An electronic engineer would be expected to know about the value of cobalt. Electro-magnetic cores.

I don’t know enough about what chemical engineers learn these days to know if they would be expected to know about the values of various element groups or individual elements. I’d expect they’d have covered it in 1st year, at least.

And what’s this trans-Atlantic ‘major’ stuff anyway? You seem to have a bit of a downer on engineers. Petty degree syndrome, perhaps?

PaulB
12 years ago

If he wanted to make a point about the cobalt price history, he could have looked it up before the interview. He could even have checked after, the journalist probably would have pulled the quote.

john b
12 years ago

SE: not on engineers per se, but on the view prevalent among many of them (especially in internet discourse) that they do Rigour whilst everyone else does Wishy Washy Nonsense – when in practice, outside their specialist areas, an engineer is no more likely to have rigorous, coherent, evidence-based or logical views than anyone else. As for “English major” – the dude’s American.

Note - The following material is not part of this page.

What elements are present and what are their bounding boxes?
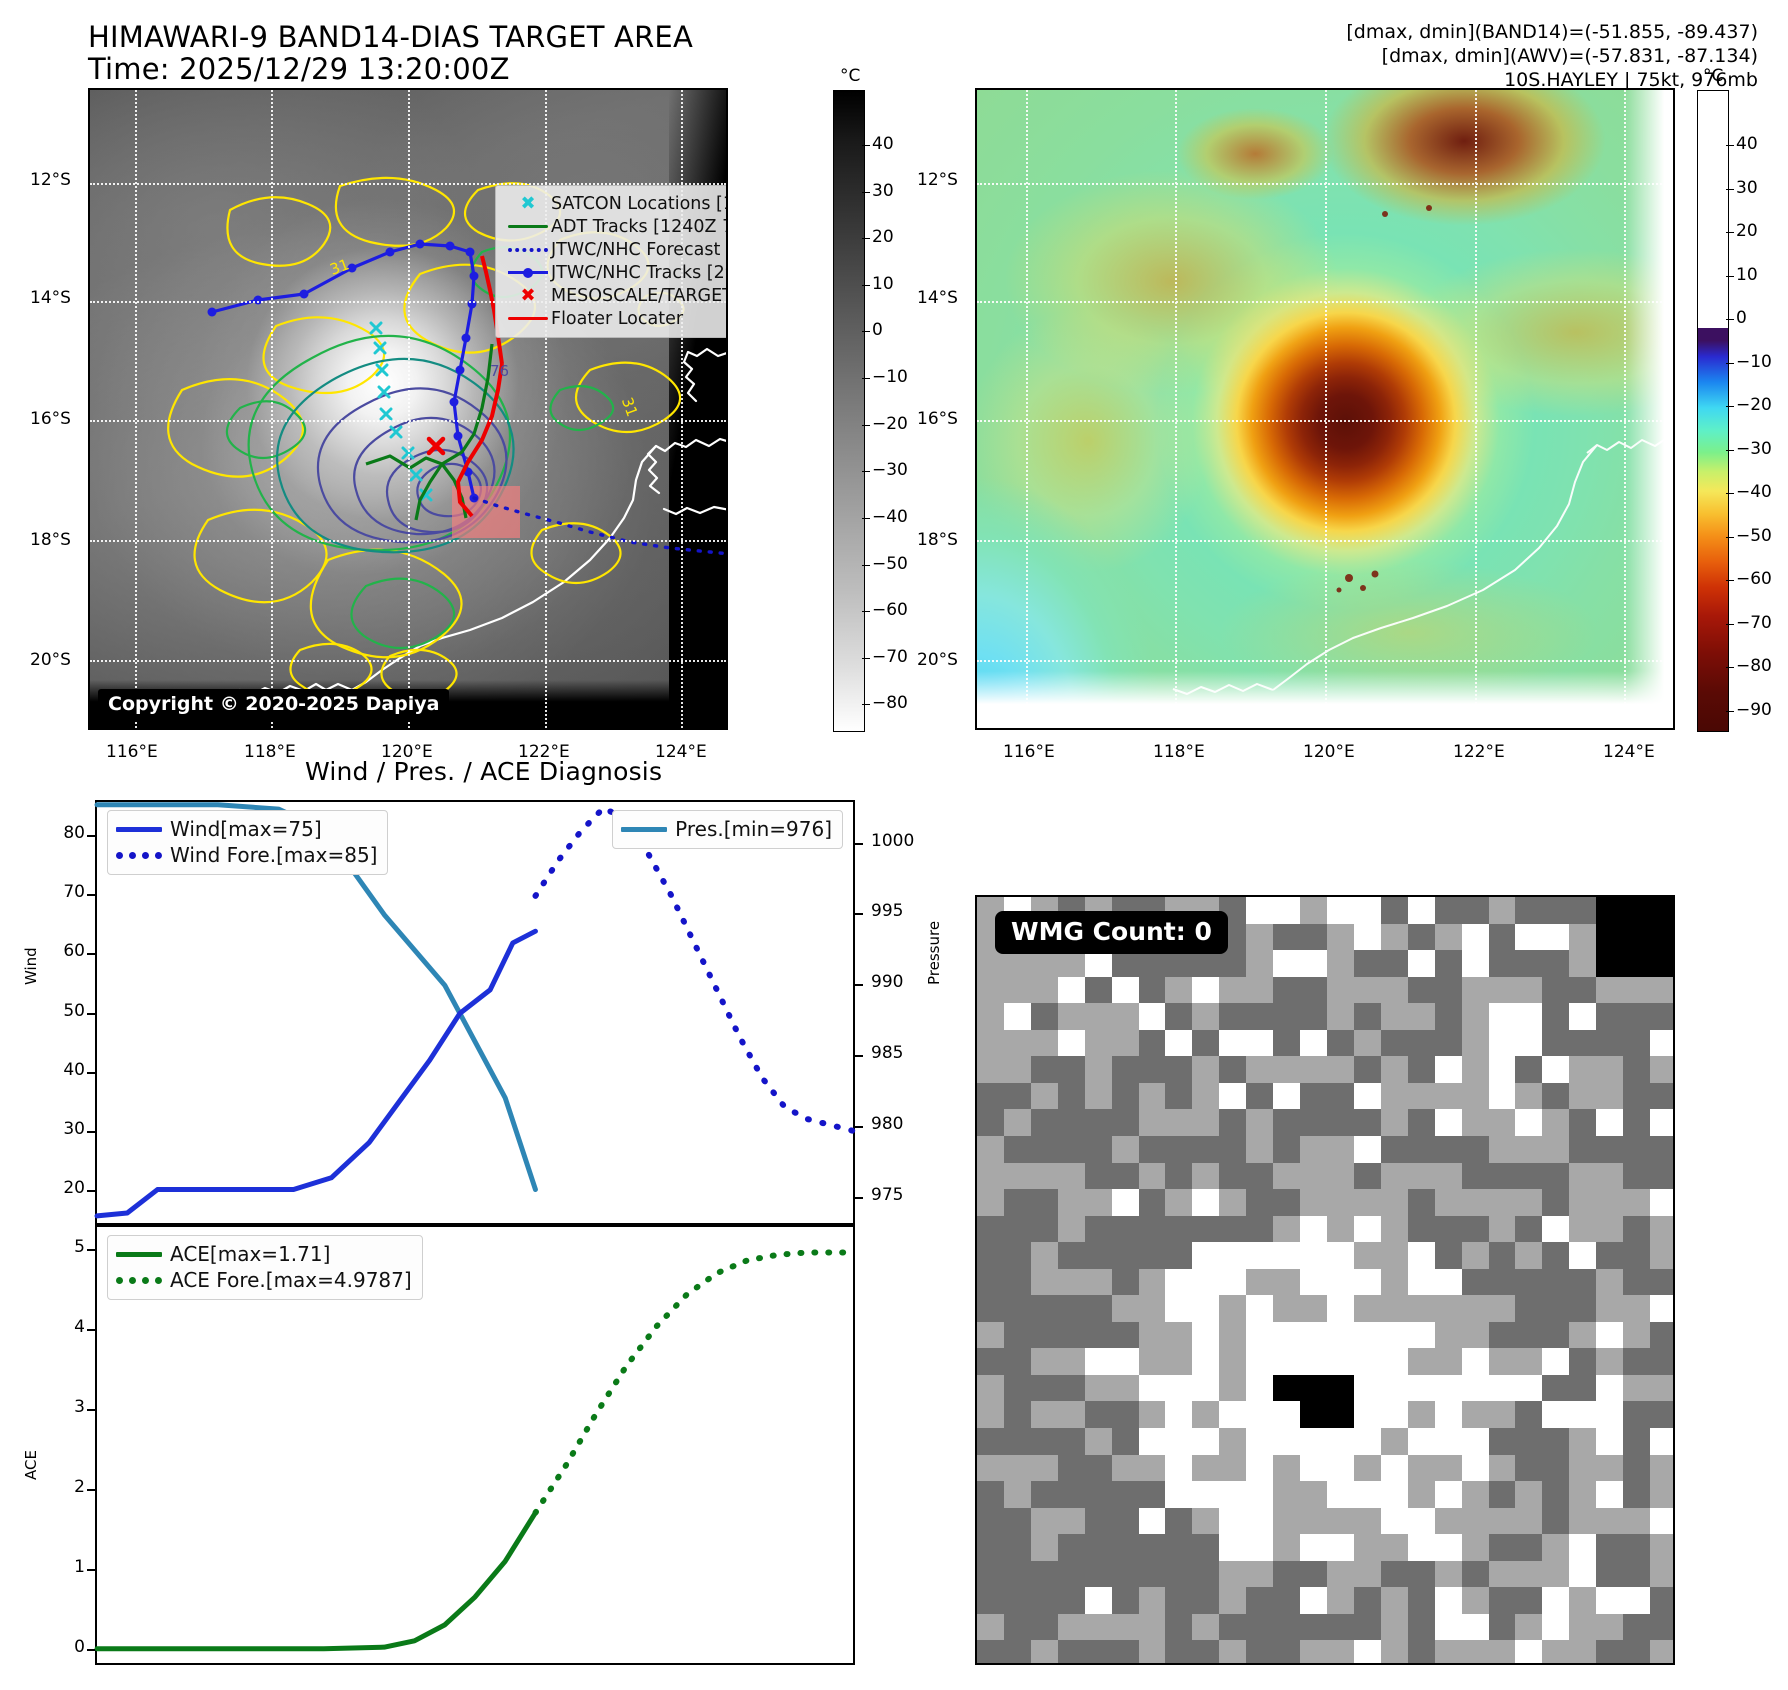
wmg-cell [1085,1242,1113,1269]
wmg-cell [1273,1561,1301,1588]
wmg-cell [1569,1056,1597,1083]
wmg-cell [1192,1163,1220,1190]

PB: exactly. And someone with a Media Studies degree would know that 😉

Ed Snack
Ed Snack
12 years ago

Rather, someone with a media studies degree probably wouldn’t know that, but they could probably tell you that the comment was racist, sexist, and demeaning to all people called Cobalt.

MakajazMonkee
MakajazMonkee
12 years ago

“A structural engineer? A chemical engineer? An electronic engineer?”

Any engineering course has a rudimentary materials course

But no you’re e right I’d feel perfectly safe knowing that structural engineering don’t know anything about the subject 🙂

PaulB
12 years ago

In German (and related languages) a Kobold is a sort of underground imp. I think one’s allowed to demean them.

morpork
morpork
12 years ago

“When you buy jeans, some weird element on the periodic table was used to make them,” Dr. Chirik said.”

Crikey, that Levi Strauss has a lot to answer for.